Let me cry, let me show the world how terrible it truly is. I worship the atrocity that is life, and submit my being to the suffering that is life.
For life is suffering, and I live for the suffering, I live to heal it. But to heal I must know what is healing and what is pain.
To apply the healing to the pain. I cannot apply healing to healing or I would not be fixing anything.
My sad tears did not start until a little later.
At first I cried in private, even away from my family, for my family was not comfortable with the handling of tears.
Then I met my aunt. We often discussed ideas about emotions and society’s expectations of them. Our discussions have partly led to my views on the emotions today.
Emotions are controlled by the industries, by rules. Like our bodily fluids, everything is controlled, and ironically they are the least fluid in their release.

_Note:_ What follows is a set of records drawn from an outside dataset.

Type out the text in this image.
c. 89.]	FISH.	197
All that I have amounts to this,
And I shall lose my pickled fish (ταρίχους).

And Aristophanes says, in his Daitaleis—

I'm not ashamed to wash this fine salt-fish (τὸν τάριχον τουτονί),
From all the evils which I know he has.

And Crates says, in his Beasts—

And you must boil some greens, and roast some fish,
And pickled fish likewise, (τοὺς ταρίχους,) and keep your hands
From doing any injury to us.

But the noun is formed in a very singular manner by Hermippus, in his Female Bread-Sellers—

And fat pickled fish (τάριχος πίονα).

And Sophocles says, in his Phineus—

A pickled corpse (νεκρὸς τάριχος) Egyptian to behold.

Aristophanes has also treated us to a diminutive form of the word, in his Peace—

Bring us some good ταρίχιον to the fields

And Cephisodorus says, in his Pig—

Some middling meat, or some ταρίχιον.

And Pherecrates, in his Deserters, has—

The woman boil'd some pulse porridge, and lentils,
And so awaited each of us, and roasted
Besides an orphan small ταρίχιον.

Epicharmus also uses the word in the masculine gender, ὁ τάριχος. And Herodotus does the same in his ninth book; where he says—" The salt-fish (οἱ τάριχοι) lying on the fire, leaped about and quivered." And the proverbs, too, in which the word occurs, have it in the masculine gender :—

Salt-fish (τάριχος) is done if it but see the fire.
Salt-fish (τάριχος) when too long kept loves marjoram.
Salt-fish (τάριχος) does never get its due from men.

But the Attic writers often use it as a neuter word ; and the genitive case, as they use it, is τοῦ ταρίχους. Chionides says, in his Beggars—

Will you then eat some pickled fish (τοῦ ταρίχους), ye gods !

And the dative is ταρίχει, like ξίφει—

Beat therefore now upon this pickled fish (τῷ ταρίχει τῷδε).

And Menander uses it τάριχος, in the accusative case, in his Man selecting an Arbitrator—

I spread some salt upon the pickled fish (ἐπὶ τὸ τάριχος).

If something is sad, I should cry about it. There is no shame in telling the world what is hurting me and making me crumble. My life has made me discover the true atrocious nature of human hypocrisy. Most people lie. There is not a single person who does not and does not fully know themselves.
I do not give them my feelings unless they have proven themselves to me first. They do not deserve these tears, but I may share them publicly, to let others know I have them. And that I had them. And they the world before me created them along with my naivety in the world’s ability to know what to do with my infant body and mind and self and soul.
Accepting my tears fosters independence that I have my own struggles. Social support cannot help me figure out what to do with my body and self. Break away from them, fuckers. I am sad, and you have let me down.
That is the truth, and I will tell it to you in your face with my expression and bodily arguments.